Ю.А. Головкин, ознакомившись с состоянием сибирского административного аппарата, подтвердил невозможность применения здесь "учреждения для внутренних губерний" и заявил, что Сибирь должна сделаться "отдельною и особливою частию в общем государственном управлении". По мнению Ю.А. Головкина, Сибирь должна управляться не как губерния, а как казенное поместье. Ей пока не нужны сложные законы и обряды управления, которые "даже вредны для народа, предназначенного к состоянию земледельческому или пастушескому"234.. Эта позиция объяснялась общим взглядом на отсталость Сибири в гражданском и хозяйственном отношении, бытовавшим тогда в правительственных кругах. В составе посольства не было серьезных специалистов, кто бы мог составить компетентное мнение о сибирских нуждах. Обозрение губерний производилось поспешно и весьма поверхностно, а Головкин лишь успевал "на лету" писать донесения. Расплывчатое заключение "знатного барина", не блиставшего глубокими государственными познаниями, как характеризовал Головкина Вигель, не содержало каких-либо конкретных рекомендаций о реорганизации сибирского управления. В очередной раз недостатки управления отнесли к личности самого генерал-губернатора, которого и отстранили от должности.

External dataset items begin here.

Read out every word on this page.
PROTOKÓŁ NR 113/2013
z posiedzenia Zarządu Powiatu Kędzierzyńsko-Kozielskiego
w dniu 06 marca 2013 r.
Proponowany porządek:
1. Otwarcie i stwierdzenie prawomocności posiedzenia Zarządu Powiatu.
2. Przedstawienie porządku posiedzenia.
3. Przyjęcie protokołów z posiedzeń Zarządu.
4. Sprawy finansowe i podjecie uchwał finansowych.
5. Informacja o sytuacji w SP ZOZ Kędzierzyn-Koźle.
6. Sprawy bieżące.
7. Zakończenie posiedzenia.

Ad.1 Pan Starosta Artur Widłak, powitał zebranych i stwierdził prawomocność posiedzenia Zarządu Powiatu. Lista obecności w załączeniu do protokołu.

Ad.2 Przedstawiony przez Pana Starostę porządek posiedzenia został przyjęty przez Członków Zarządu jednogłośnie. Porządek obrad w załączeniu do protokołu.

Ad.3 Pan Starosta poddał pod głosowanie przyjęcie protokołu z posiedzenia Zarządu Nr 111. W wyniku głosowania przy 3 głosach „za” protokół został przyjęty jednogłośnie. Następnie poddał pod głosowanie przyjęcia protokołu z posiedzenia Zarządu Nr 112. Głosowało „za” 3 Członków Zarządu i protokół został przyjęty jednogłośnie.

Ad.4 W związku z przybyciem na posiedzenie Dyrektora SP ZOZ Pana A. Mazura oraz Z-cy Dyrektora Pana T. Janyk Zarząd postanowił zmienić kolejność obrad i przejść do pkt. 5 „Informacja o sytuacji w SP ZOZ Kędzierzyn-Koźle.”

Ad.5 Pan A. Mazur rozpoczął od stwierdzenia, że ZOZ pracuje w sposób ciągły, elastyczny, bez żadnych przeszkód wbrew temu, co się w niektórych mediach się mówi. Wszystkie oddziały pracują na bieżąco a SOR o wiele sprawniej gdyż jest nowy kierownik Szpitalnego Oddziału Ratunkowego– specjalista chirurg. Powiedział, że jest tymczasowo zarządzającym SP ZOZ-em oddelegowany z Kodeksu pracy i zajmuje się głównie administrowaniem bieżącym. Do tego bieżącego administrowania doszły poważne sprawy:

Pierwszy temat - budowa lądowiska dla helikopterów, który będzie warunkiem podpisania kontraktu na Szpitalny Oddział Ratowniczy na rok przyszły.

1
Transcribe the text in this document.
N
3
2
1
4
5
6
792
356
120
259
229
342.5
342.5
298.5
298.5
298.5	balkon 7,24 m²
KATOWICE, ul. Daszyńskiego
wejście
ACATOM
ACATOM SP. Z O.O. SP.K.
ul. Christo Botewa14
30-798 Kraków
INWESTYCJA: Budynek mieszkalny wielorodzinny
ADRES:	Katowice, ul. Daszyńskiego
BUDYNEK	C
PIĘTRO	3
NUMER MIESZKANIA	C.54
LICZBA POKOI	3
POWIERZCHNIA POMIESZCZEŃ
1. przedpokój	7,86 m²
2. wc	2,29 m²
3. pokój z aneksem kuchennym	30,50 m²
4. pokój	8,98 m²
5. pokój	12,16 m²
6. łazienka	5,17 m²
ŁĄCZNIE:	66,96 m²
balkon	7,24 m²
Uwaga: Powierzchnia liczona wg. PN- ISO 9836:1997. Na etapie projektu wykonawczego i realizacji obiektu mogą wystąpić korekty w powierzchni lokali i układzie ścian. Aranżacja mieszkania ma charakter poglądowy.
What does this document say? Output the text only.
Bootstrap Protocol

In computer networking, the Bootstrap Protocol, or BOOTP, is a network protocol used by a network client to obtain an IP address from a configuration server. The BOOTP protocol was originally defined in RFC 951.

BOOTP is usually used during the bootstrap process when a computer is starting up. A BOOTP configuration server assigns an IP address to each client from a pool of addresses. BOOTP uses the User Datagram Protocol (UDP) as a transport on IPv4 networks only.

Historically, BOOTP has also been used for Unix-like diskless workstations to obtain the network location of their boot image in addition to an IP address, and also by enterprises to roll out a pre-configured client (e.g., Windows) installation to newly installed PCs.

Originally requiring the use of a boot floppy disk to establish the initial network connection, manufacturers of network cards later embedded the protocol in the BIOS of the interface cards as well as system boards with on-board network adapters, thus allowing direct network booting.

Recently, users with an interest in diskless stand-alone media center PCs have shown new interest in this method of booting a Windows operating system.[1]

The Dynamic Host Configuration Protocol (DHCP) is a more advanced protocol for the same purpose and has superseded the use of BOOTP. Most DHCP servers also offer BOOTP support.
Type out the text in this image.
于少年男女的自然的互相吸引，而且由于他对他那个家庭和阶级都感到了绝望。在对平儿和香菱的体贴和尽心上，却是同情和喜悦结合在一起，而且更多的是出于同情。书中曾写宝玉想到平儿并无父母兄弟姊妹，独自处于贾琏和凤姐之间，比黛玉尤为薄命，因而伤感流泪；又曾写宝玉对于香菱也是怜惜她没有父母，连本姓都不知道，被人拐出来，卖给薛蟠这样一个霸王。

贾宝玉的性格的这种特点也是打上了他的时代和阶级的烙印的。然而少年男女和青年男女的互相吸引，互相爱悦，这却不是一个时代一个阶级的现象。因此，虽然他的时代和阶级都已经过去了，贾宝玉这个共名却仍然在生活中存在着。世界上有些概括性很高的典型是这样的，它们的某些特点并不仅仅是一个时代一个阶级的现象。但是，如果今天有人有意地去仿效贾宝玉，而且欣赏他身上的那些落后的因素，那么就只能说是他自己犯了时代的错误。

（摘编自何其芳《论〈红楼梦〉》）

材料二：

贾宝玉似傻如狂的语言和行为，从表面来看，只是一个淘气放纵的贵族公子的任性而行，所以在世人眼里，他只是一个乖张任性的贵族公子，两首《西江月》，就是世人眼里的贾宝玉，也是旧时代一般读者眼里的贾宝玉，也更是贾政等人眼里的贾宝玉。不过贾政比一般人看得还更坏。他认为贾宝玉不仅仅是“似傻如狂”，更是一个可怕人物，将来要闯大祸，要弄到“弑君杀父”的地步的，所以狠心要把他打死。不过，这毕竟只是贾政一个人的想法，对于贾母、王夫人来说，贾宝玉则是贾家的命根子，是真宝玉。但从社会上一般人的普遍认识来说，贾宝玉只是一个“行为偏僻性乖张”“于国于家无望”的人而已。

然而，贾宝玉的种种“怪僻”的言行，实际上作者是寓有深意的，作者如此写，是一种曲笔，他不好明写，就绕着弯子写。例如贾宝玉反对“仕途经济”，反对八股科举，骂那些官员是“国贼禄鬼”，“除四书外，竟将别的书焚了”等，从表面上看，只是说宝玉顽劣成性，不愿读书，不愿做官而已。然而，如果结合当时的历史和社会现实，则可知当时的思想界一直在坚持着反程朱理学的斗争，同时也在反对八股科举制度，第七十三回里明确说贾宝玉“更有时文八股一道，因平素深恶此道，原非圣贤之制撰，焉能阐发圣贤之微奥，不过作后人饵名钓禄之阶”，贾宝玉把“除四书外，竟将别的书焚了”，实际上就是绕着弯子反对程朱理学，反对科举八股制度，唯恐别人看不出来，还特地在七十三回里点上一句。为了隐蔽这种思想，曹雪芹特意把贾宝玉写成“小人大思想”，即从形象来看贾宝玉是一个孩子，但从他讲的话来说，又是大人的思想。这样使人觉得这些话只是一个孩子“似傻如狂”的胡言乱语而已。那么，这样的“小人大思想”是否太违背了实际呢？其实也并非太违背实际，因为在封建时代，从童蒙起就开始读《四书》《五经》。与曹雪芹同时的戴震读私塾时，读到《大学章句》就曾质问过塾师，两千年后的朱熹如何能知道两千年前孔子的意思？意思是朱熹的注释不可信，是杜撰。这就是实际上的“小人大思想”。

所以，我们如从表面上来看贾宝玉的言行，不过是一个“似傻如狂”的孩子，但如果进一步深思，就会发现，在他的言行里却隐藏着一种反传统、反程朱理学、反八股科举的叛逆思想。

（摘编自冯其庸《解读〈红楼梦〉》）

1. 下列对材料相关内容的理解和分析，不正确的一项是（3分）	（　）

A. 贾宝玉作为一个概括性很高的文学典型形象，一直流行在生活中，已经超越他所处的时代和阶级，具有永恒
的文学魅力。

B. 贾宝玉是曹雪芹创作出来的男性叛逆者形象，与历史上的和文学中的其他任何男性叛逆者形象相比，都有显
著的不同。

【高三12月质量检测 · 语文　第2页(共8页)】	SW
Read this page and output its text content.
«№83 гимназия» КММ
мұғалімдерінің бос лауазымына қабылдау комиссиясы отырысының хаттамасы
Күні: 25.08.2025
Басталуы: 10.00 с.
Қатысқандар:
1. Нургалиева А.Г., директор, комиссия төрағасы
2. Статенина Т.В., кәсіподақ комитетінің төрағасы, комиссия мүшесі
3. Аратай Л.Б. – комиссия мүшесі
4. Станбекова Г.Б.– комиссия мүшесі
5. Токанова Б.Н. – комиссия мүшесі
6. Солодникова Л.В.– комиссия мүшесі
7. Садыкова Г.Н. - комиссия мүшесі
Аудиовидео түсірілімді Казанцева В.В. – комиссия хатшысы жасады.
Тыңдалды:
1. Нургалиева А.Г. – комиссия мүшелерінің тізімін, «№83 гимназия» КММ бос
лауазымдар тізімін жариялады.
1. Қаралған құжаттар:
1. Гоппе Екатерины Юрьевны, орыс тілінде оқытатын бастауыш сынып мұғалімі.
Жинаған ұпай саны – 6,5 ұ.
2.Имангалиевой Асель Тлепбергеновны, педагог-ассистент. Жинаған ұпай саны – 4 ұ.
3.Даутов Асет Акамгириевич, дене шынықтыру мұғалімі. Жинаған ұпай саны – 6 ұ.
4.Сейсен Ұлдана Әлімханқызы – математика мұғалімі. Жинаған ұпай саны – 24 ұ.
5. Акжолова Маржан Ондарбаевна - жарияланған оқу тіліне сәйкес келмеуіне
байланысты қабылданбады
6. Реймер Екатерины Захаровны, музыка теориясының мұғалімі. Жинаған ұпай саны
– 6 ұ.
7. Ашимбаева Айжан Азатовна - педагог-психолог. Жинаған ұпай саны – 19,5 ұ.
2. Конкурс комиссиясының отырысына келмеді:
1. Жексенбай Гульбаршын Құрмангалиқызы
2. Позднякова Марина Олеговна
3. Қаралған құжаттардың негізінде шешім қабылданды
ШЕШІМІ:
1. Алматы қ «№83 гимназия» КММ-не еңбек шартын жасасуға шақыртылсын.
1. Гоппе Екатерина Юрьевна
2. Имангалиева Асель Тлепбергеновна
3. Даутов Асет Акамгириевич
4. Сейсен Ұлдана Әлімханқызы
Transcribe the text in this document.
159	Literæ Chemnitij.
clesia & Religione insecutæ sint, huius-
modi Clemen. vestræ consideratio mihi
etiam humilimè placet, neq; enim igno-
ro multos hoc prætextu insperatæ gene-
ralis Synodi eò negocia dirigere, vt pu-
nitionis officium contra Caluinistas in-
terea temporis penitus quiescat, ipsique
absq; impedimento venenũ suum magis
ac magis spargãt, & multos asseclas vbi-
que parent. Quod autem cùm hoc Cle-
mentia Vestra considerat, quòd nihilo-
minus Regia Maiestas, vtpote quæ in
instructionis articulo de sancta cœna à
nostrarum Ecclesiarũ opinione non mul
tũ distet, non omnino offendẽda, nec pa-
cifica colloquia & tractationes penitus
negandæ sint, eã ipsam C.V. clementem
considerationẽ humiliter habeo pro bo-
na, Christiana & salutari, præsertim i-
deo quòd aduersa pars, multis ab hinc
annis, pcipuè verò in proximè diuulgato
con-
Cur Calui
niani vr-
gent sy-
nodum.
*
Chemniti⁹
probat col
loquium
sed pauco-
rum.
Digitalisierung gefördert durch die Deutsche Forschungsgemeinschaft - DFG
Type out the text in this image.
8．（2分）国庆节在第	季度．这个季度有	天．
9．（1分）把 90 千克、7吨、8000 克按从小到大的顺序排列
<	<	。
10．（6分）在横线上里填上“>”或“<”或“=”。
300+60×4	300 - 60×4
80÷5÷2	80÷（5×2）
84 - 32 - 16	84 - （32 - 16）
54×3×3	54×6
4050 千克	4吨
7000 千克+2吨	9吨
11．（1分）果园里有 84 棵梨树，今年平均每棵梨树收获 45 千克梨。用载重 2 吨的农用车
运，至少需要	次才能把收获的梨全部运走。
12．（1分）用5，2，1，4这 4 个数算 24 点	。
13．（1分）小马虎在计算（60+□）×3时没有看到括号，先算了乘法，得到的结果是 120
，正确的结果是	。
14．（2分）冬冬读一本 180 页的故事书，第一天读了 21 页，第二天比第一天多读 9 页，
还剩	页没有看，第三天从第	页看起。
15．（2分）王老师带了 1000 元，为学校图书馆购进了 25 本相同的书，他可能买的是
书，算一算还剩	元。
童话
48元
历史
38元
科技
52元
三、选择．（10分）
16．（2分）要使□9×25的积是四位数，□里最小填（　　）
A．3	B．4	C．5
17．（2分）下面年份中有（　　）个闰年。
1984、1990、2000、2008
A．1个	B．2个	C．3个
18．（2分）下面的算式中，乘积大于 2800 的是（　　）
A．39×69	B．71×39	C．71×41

Казавшийся всесильным, глава сибирской администрации пал в результате происков и интриг, как бы подтвердив одну важную закономерность, порожденную своеобразием общественного развития Сибири конца XVIII - начала XIX вв. Более свободное от бюрократических пут, чем в великорусских губерниях, сибирское население, и прежде всего сибирское купечество, нередко составляло весомую оппозицию бюрократии, стремившейся укрепить свою власть в крае. Значение сибирского купечества, особенно иркутского, укрепившегося в органах городского самоуправления, было весьма велико, что позволило А.П. Щапову заявить о существовании в Иркутске "маленькой республики"235.. Существовали влиятельные купеческие кланы в Тобольске, Томске, Енисейске и других сибирских городах236.. Как отмечал американский историк М. Раев, сибирское купечество эпохи первоначального накопления капитала использовало в борьбе с наступлением бюрократии архаичные методы. Оно не смогло подняться выше узкокорпоративных запросов, хищнические интересы лишили его поддержки со стороны сибирских крестьян и инородцев, больше рассчитывавших на покровительство со стороны государства237.. Но чем бы ни руководствовались сибирские купцы, их борьба была направлена на расширение права самоуправления, в ней содержался стихийный протест колонии против метрополии238..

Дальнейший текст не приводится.